Une victoire sans grande messe populaire
Dans la cour du QG du PNDS-Tarayya, les militants chantent au son de la musique « Sai Bazoum », tout de rose vêtus. Néanmoins, il n’y aura pas de grande célébration populaire dans la capitale nigérienne, fief de Hama Amadou (leader de l’opposition écarté du scrutin après sa condamnation pour trafic d’enfant) qui avait enflammé la campagne sur fond de « communautarisme ». Contextes sanitaire et sécuritaire, mais aussi, échauffourées dans le centre de la ville poussent le parti victorieux à la retenue. D’autre part, il ne s’agit pour l’instant, que de résultats provisoires, dans l’attente de leurs validations par la cour constitutionnelle. Enfin, le second tour de l’élection présidentielle a été marqué par de nouvelles attaques terroristes. « Les attentats ont visé le processus électoral et son dispositif. On regrette 8 personnes décédées, 10 personnes blessées dans 2 attaques violentes perpétrées dans les régions de Tillabéri et de Diffa. Je voudrais observer une minute de silence à la mémoire de ces martyrs de la démocratie », a introduit le président de la CENI avant d’annoncer les résultats provisoires.
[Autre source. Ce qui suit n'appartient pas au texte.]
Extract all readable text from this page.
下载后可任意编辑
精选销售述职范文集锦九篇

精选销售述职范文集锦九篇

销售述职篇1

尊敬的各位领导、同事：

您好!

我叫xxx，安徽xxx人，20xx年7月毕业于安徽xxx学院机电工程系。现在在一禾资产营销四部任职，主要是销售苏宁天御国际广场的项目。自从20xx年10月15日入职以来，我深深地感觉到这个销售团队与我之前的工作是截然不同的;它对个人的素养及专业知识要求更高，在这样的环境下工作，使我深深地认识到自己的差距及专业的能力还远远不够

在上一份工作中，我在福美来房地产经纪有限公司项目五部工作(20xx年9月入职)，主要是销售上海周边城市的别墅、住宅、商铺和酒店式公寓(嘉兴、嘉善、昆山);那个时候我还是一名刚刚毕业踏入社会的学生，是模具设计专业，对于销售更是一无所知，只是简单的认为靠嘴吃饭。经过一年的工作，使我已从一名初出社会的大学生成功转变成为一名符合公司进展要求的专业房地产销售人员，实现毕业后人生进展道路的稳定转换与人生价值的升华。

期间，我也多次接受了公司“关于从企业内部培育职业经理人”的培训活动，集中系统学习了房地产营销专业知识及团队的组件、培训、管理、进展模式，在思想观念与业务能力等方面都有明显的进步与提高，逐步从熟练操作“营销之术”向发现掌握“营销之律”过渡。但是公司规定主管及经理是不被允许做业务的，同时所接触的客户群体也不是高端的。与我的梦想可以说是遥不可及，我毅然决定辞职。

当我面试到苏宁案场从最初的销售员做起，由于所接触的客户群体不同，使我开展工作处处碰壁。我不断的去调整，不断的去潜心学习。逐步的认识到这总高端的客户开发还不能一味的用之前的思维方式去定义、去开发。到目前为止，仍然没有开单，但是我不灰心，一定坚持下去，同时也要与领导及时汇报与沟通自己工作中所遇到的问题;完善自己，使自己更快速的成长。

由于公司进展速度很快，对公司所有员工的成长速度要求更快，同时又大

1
C’est également en rendant hommage aux victimes des dernières attaques terroristes que Mohamed Bazoum a commencé sa déclaration. En effet, 7 agents électoraux sont décédés dans le département de Gothèye, suite à l’explosion d’une mine posée par des terroristes le jour de l’élection. Par ailleurs, un agent électoral a été fauché par les roquettes de Boko-Haram dans le département de Diffa. « Ces événements nous rappellent l’urgence et l’énormité du défi, que constitue le combat contre le terrorisme. Ce combat, je le mènerai avec méthode et détermination », a assuré Mohamed Bazoum. Pour mener à bien son programme de campagne, il pourra s’appuyer sur une large majorité parlementaire de 129 députés.
Enfin, Mohamed Bazoum a rendu un hommage appuyé au président sortant, Mahamadou Issoufou, qui a largement contribué à la victoire du candidat du PNDS-Taryya. « Il vient de nous permettre de réaliser quelque chose d’inédit. Le Niger le lui devra pour l’éternité. Il est définitivement rentré dans l’histoire et je suis très fier des hommages que lui rend le monde entier. »
A l’heure de l’écriture de cet article, Mahamane Ousmane ne s’est pas encore prononcé, mais ses partisans déclarent vouloir déposer des recours devant la cour constitutionnelle.